SDÜ 32 Yaşında

Türkiye’nin önde gelen yükseköğretim kurumlarından Süleyman Demirel Üniversitesi, kuruluşunun 32. yılını büyük bir heyecanla kutladı.

Yayınlanma:
SDÜ 32 Yaşında

1992 yılında kurulan Süleyman Demirel Üniversitesi’nin 32. yılı için Prof. Dr. M. Lütfü Çakmakçı Kültür Merkezi’nde bir etkinlik düzenlendi. Etkinliğe Vali Abdullah Erin, Isparta Milletvekili Hasan Basri Sönmez, Burdur Milletvekilleri Prof. Dr. Adem Korkmaz ve Mustafa Oğuz, SDÜ Rektörü Prof. Dr. Mehmet Saltan, Isparta Uygulamalı Bilimler Üniversitesi Rektörü Prof. Dr. Yılmaz Çatal, Belediye Başkan Yardımcısı Uğur Büyükçulcu, Demirel Vakfı Mütevelli Heyeti Başkanı Nihan Demirel Atasagun, Süleyman Demirel Üniversitesi’nin eski rektörleri, akademisyenler ve öğrenciler katıldı.

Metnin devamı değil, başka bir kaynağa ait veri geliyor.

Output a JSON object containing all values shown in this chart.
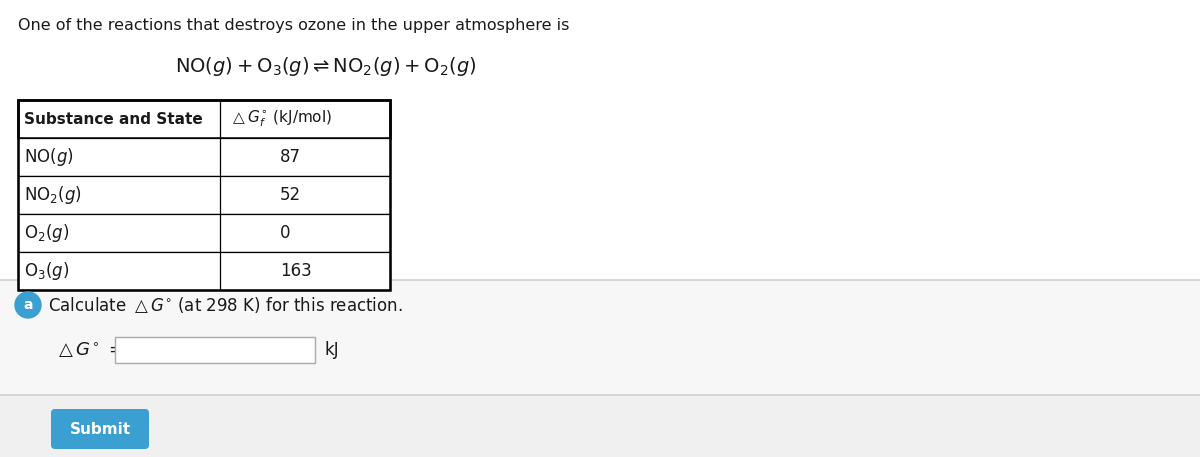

Kutlama programında konuşan Vali Erin, kuruluşundan bu yana geçen 32 yıllık süreçte SDÜ’nün adını Türkiye’de ve uluslararası alanda duyuran tüm akademik kadro, idareci ve yöneticilere teşekkürlerini iletti.

“Vali olarak burada bulunmaktan da büyük bir onur duyuyorum.”

Vali Erin, “Bizlerin yetişmesinde büyük emekleri olan ve geleceğin büyük Türkiye’sinin inşasında koyacakları harcın çok büyük değeri olan hocalarımızı buradan bir kez daha saygıyla, hürmetle selamlıyorum. Tabii üniversitemizin isminin ilham kaynağı ve kuruluşunda da yine o büyük devlet adamı vizyonuyla emekleri olan merhum 9. Cumhurbaşkanımız Süleyman Demirel’i rahmetle ve şükranla anıyorum. 32 yıl boyunca üniversitemizin Türkiye'deki akademik çevrede ve uluslararası alanda isminden söz ettiren bir üniversiteye dönüşmesinde emeği olan bütün hocalarımıza, akademik kadroya, idarecilere, yöneticilere de buradan bir kez daha teşekkür ediyorum. Üniversitemizin kuruluşundan bu yana önemli bir mesafe katettiğini, önemli ulusal ve uluslararası başarılara imza attığını müşahede etmekten, Isparta’ya yeni atanan bir vali olarak burada bulunmaktan da büyük bir onur duyuyorum.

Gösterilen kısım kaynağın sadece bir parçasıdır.